|
|
The Number 73304-23- 4153-6-96-8Writer: Thomas OttPublisher: Fantagraphics Books Original run: 8 June 2008, 144 pages, 28.95 by Sam GaffordOne of the biggest benefits to comics is the ability to tell a story completely through pictures. Few artists take as much advantage of this aspect as Thomas Ott. Born in Berne, Ott produces black and white scratchboard comix which use virtually no dialogue or captions. Instead, Ott tells his stories strictly through the art and the character’s silent interactions. This actually requires the reader to invest more of themselves into the narrative rather then simply allowing the story to play out before them.
In The Number 73304-23-4153-6-96-8 (henceforth referred to as “The Number.”), Ott produces a short novel of horror that delivers on the promise seen in his previous short stories. A prison executioner finds a piece of paper that a prisoner has left after been electrocuted. Curious, he stuffs the number into his pocket and then undergoes a series of events tied to the numbers that change his luck from good to bad to worst.
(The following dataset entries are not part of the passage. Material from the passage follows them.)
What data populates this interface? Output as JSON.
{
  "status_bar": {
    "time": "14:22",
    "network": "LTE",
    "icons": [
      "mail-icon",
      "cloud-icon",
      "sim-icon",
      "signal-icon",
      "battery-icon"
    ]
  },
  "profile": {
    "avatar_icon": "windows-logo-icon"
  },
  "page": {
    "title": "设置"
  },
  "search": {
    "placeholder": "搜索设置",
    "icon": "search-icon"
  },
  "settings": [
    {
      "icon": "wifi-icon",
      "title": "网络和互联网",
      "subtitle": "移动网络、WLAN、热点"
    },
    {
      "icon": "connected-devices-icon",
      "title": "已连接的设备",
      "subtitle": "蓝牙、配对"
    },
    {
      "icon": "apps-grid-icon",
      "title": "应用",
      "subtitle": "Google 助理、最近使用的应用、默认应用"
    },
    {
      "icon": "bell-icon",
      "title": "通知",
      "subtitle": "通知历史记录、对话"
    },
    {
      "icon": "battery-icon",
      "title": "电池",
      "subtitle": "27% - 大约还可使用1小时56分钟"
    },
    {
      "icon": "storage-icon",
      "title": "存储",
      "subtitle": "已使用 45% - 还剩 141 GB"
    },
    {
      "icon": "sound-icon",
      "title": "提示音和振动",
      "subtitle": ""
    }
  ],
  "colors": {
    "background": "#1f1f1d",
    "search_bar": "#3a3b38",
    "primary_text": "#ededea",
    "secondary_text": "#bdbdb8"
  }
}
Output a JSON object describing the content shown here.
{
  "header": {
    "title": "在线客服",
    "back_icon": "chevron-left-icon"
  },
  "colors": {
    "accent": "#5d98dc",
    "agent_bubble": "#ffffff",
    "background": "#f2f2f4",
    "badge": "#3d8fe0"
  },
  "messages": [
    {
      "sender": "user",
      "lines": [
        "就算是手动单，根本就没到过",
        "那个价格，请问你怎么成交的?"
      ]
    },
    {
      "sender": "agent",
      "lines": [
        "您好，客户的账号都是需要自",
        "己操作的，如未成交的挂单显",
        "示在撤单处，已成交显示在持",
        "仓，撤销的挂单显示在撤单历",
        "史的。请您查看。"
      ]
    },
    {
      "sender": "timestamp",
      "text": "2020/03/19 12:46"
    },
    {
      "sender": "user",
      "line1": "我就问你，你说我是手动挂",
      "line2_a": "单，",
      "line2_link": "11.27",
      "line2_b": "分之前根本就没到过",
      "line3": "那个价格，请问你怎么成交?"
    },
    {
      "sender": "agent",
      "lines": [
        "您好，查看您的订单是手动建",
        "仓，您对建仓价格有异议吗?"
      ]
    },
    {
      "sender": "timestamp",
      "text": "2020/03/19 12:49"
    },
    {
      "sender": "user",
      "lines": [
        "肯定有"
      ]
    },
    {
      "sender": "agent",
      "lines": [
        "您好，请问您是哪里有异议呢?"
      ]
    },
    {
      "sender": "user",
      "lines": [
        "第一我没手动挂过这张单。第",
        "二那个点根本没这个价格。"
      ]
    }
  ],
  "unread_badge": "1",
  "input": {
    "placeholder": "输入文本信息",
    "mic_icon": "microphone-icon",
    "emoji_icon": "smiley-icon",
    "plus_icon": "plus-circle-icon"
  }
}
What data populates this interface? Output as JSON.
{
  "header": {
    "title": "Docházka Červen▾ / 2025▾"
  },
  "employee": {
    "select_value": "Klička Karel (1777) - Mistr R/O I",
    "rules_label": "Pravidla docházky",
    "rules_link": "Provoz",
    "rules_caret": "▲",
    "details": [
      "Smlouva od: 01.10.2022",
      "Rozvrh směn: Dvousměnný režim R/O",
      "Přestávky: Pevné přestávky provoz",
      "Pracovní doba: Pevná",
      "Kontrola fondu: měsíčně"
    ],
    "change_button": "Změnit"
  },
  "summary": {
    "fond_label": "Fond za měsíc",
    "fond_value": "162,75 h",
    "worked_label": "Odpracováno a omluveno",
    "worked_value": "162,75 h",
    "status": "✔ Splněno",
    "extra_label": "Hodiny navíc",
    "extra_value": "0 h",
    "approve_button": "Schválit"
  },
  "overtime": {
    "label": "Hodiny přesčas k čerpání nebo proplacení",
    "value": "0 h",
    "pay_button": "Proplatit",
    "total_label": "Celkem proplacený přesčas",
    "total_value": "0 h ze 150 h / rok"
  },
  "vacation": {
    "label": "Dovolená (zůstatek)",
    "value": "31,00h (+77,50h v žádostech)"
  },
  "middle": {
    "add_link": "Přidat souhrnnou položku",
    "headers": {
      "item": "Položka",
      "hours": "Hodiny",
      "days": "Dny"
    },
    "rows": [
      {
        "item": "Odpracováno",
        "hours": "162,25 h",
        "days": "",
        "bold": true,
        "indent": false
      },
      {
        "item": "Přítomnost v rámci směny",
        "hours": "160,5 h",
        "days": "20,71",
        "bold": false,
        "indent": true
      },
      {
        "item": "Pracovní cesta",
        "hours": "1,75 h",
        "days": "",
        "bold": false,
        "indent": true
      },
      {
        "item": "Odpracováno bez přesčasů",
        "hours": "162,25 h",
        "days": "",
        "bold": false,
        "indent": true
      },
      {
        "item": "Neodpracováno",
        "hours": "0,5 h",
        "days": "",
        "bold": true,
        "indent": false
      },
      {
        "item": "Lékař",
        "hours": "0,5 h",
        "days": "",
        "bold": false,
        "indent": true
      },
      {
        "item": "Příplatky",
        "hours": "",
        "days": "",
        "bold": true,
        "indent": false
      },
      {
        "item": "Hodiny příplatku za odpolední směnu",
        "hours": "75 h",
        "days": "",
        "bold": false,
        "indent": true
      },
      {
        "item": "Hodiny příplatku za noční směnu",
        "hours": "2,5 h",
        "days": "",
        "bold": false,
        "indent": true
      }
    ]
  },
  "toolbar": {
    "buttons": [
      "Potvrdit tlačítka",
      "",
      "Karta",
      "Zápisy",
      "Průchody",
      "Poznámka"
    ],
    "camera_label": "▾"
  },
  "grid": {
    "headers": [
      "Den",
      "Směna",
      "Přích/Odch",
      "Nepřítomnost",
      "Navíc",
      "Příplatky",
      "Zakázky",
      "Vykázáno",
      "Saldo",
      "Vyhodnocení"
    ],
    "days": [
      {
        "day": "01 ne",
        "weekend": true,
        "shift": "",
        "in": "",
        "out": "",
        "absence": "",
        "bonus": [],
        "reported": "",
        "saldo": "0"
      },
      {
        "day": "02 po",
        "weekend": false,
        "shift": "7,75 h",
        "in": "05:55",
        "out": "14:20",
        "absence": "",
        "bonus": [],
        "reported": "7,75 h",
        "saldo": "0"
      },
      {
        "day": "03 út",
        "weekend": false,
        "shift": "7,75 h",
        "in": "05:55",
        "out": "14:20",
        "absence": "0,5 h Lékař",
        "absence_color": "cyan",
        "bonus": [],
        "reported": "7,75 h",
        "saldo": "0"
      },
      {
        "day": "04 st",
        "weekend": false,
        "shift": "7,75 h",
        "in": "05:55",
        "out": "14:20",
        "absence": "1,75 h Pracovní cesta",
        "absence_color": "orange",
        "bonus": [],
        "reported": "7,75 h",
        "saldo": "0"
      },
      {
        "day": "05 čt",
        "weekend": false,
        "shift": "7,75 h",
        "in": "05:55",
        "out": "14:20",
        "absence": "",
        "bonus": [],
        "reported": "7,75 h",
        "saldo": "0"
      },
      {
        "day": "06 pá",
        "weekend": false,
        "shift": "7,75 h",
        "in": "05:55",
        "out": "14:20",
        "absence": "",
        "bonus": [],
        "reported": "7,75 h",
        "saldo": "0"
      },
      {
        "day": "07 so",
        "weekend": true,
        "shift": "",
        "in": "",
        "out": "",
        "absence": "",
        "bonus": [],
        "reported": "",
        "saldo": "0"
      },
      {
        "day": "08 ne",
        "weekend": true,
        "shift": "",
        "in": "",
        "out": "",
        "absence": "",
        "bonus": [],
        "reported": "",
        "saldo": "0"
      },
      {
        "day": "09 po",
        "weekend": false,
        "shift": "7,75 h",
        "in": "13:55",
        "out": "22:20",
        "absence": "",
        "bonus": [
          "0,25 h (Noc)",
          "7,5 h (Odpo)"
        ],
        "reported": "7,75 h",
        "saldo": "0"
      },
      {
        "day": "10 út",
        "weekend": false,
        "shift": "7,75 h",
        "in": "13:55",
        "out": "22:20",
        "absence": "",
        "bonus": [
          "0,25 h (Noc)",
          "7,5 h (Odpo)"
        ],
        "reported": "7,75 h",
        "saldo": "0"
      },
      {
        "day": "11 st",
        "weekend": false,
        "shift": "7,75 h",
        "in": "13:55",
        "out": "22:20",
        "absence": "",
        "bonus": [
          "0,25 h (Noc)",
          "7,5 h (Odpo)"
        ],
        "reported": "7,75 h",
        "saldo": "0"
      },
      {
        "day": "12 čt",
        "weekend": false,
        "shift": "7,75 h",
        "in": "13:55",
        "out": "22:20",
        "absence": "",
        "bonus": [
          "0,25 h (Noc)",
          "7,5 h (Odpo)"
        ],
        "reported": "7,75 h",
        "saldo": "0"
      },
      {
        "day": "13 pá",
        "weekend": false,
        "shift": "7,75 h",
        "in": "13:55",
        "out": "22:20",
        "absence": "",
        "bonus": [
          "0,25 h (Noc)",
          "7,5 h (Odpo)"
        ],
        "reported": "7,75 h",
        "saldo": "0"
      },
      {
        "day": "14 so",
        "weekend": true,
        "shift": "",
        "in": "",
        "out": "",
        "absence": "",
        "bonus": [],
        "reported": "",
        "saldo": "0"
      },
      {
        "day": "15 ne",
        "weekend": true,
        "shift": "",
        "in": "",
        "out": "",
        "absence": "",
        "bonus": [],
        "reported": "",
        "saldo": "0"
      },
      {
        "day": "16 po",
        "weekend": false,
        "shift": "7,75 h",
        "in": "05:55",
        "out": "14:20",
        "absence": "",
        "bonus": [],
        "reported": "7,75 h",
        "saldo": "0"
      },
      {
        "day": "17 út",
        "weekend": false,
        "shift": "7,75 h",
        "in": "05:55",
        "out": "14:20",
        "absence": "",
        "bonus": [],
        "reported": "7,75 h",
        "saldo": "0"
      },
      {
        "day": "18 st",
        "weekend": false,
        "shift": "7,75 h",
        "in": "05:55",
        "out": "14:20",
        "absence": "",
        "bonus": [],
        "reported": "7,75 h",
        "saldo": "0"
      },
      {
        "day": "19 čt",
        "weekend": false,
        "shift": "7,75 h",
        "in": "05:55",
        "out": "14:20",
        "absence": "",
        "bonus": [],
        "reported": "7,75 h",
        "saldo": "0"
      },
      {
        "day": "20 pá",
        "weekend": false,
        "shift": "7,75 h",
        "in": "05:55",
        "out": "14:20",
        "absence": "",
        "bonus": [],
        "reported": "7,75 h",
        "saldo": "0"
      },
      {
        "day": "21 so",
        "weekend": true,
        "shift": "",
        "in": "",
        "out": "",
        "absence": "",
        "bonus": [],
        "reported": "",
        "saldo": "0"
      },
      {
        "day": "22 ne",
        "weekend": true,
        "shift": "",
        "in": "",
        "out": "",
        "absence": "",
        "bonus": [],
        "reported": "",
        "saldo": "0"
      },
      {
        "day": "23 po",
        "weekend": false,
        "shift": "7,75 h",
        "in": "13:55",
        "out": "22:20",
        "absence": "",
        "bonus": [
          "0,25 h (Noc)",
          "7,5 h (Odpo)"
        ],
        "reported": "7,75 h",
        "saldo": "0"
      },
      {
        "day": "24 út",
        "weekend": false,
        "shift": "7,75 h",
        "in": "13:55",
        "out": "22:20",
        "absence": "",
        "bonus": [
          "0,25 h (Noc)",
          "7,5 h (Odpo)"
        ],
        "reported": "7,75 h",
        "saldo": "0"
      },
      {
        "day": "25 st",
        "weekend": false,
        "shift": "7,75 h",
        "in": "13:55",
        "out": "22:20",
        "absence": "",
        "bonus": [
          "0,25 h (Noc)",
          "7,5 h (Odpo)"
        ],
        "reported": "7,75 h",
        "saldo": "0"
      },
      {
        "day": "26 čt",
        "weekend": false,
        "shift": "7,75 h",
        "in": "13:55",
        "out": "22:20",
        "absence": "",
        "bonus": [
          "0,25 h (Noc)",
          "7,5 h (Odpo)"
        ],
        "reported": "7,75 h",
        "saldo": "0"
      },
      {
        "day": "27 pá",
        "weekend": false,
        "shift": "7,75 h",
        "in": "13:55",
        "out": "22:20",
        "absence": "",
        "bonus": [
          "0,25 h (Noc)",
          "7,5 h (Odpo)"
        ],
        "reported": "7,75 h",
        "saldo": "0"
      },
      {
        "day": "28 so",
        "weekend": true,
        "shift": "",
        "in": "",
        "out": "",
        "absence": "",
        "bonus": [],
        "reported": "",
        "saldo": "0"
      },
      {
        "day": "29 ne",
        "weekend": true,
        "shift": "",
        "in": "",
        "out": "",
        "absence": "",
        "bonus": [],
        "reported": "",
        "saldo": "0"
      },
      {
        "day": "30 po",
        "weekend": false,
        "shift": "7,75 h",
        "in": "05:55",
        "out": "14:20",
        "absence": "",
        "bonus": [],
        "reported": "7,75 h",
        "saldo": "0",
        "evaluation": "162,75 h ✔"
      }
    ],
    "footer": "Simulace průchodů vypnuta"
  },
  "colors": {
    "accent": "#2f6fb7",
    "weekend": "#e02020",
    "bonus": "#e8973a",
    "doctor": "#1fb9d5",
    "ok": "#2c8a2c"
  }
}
Ott is characteristically dark in this novel. Hope is followed quickly by despair and anger. There are no winners in this story unless one counts the Number itself as a character. At the end, only the Number is unchanged and a winner. Like life, the events in the plot are unfair and there is no really explanation for why that it is so. This isn’t a book for superhero fans and it’s unlikely that any would be attracted to it in the first place. It is a wonderfully crafted horror story that moves along briskly to the end but which lingers in the reader’s mind for much longer.